Interessanterweise genauso, wie es heute bei den Referaten und auch beim Podiumsgespräch genannt wurde. Ich erlebe, dass es in der Baubranche grossflächig ein wichtiges Thema ist, aber dass man definitiv noch ganz am Anfang steht. Es ist ein grosses Thema, aber man kommt auch nicht vorwärts. Meines Erachtens geht es der Baubranche immer noch zu gut, man hat das Messer noch nicht am Hals, sodass man vorwärts machen müsste. Egal, in welchem Bereich der Baubranche ist es ein riesen Thema, aber die Entwicklungen gehen einfach langsam vorwärts, man ist noch nicht so weit. Ich denke aber auch, so aus den Gesprächen heraus, dass es eine Konsolidierung mit sich ziehen wird, weil es mit Investitionen zu tun hat, die Digitalisierung, das ganze BIM. Gerade die kleineren Unternehmen werden damit Mühe haben. Es wird irgendwann eine Konsolidierung geben im Markt. Aber erst dann, wenn es für die Baubranche, die jetzt stagniert, wirklich schwierigerer wird. Das merkt man dann und dann gibt es einen gewissen Schub, aber das ist meine ganz persönliche Sicht, mein Assessment.
Welche direkten Auswirkungen hat diese Entwicklung auf Ihr Berufsfeld?
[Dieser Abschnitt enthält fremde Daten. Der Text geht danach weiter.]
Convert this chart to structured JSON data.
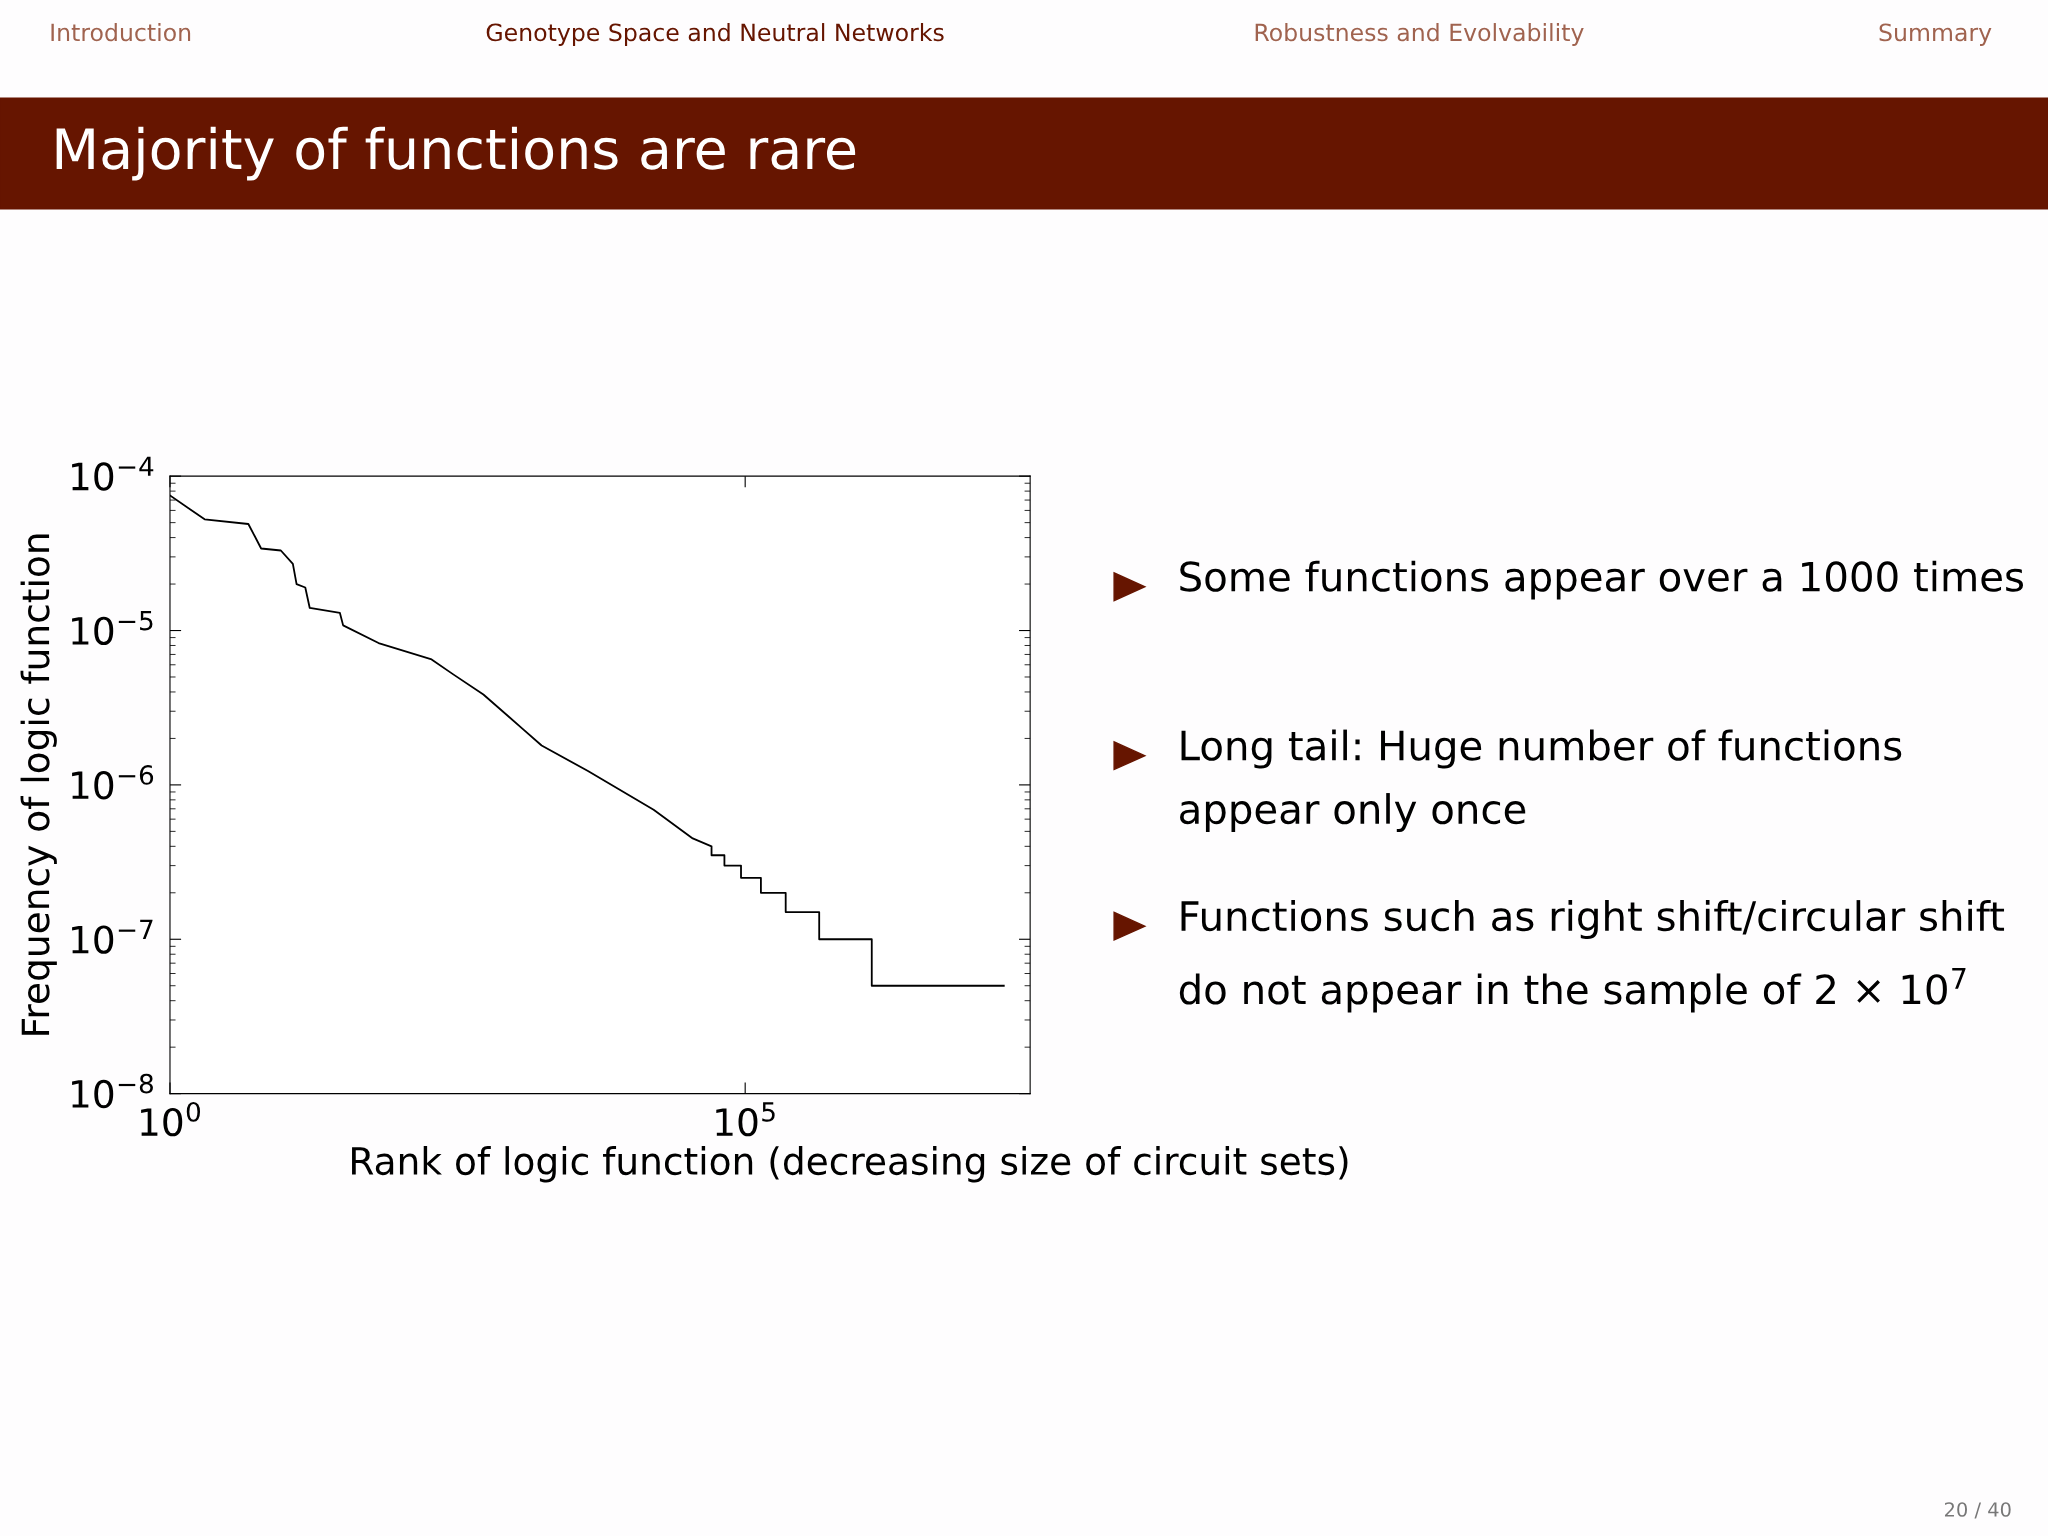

Man muss zwei Seiten betrachten. Die Art und Weise, wie man sucht, hat sich verändert. Durch Social Media haben sich andere Möglichkeiten eröffnet, an Menschen heran zu kommen und sie zu kontaktieren. Aber der Schwierigkeitsgrad ist immer noch der gleiche, also insofern, dass wir den Kunden verstehen müssen. Wir müssen wissen, wohin er sich entwickeln möchte, dass wir anhand dessen dann die Anforderungen definieren können, die es wirklich braucht. Nicht unbedingt heute, sondern vielleicht in vier bis fünf Jahren. Die Digitalisierung per se hat nichts geändert im Sinne des Schwierigkeitsgrads, man kommt dadurch nicht leichter an die Menschen heran als noch vor 17 Jahren, als ich angefangen habe. Es sind einfach andere Möglichkeiten, um Leute zu suchen.,.
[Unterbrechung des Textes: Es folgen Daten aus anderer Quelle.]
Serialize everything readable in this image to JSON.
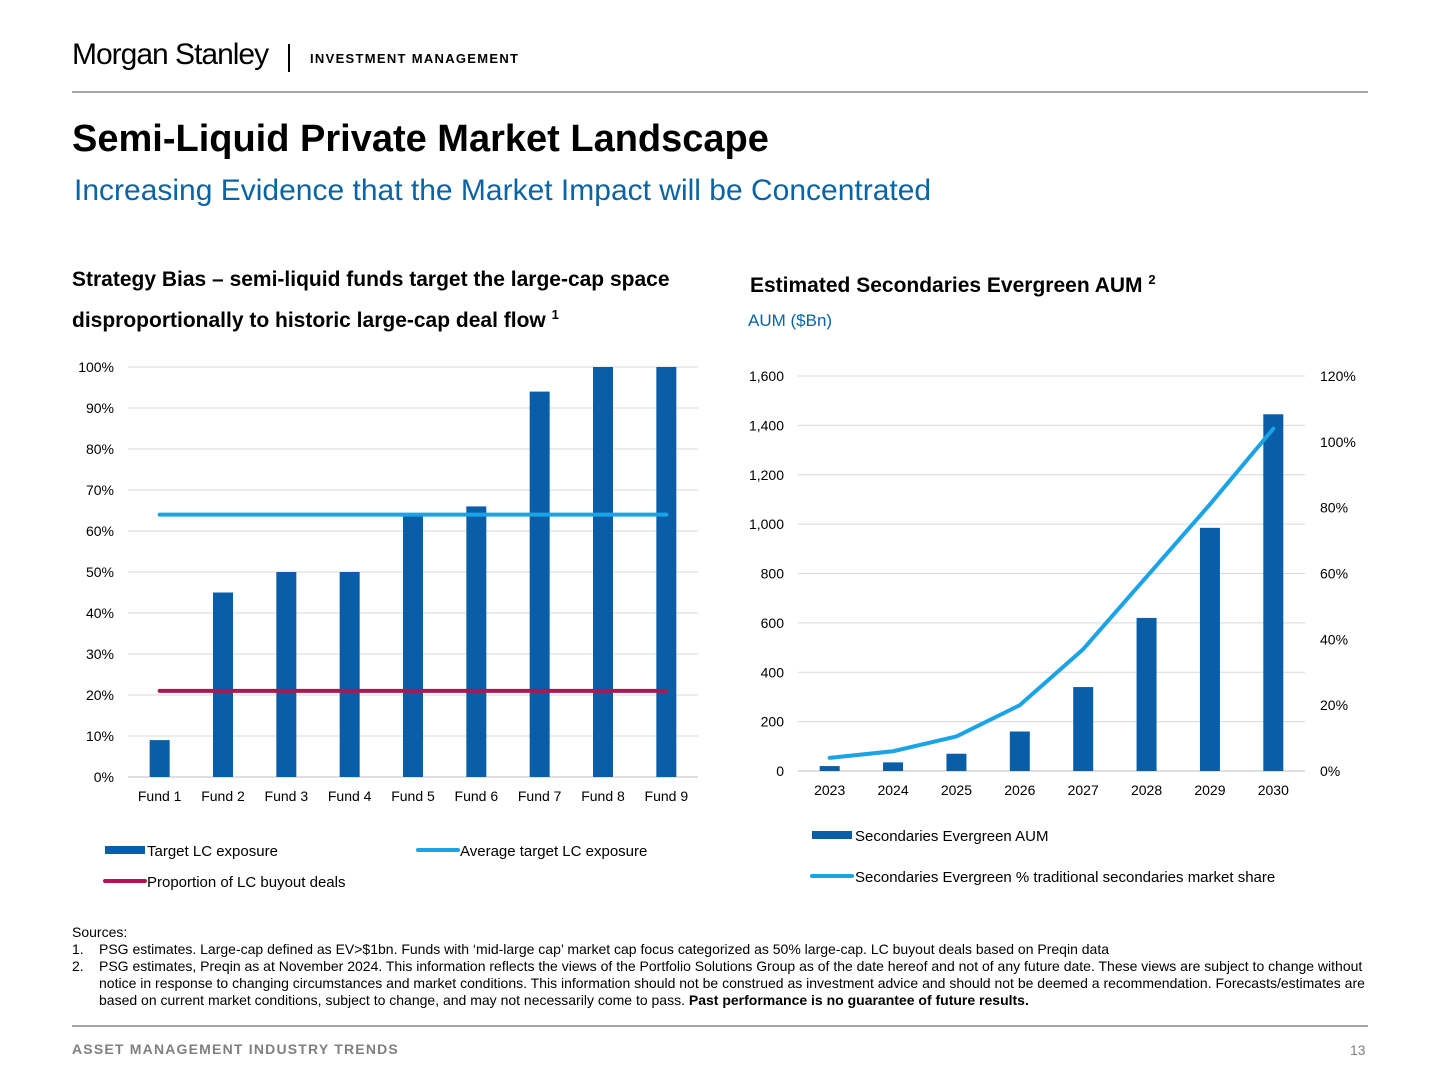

Die zukünftigen Anforderungen an die Mitarbeiter sind ungewiss. Wie kann man passende Menschen rekrutieren, nach Kriterien, die heute noch nicht bekannt sind?
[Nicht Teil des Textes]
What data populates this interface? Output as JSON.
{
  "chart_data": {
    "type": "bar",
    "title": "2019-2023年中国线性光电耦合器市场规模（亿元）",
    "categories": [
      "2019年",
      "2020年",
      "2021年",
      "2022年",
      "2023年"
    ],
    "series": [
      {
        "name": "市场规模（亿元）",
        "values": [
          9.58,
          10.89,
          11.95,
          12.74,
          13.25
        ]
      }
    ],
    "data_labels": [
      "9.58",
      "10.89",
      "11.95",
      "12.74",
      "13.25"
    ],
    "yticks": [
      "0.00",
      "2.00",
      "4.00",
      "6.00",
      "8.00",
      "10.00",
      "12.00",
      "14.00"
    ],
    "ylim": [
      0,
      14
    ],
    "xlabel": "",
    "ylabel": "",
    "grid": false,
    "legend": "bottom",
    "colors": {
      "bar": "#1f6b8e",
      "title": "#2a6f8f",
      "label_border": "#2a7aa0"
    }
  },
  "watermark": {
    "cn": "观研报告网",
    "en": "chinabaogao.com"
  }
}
Gut, wir wissen natürlich jetzt noch nicht, was in Zukunft gefordert wird. Vor zehn Jahren wussten wir nicht, was heute ist, und wir wissen auch heute nicht, was in fünf Jahren gefordert sein wird.
Ich denke summa summarum, was es sicher heute schon braucht, ist Agilität, es braucht Anpassungs- und hervorragende Kommunikationsfähigkeiten. Ein Trend, den wir aufgrund der Digitalisierung sehen, ist die virtuelle Führungsfähigkeit. Sobald das Unternehmen international ist, kann es sein, dass ein Chef seine Mitarbeiter gar nicht mehr sieht, sondern sie sitzen irgendwo auf der Welt. Da brauchen Chefs ein ganz anderes Führungsverständnis, einen Führungsstil, der mit Vertrauen und mit Kommunikation zu tun hat. Es braucht Agilität und Vertrauen. Wer eher der Controller ist, der die Mitarbeiter gerne nahe bei sich hat, der wird in Zukunft Mühe haben. Diese Themen stehen im Vordergrund, dieses Ergebnis haben auch Studien gezeigt, die wir durchgeführt haben. Daher schauen wir sicherlich spezifisch auf diese Aspekte bei der Selektion der Personen.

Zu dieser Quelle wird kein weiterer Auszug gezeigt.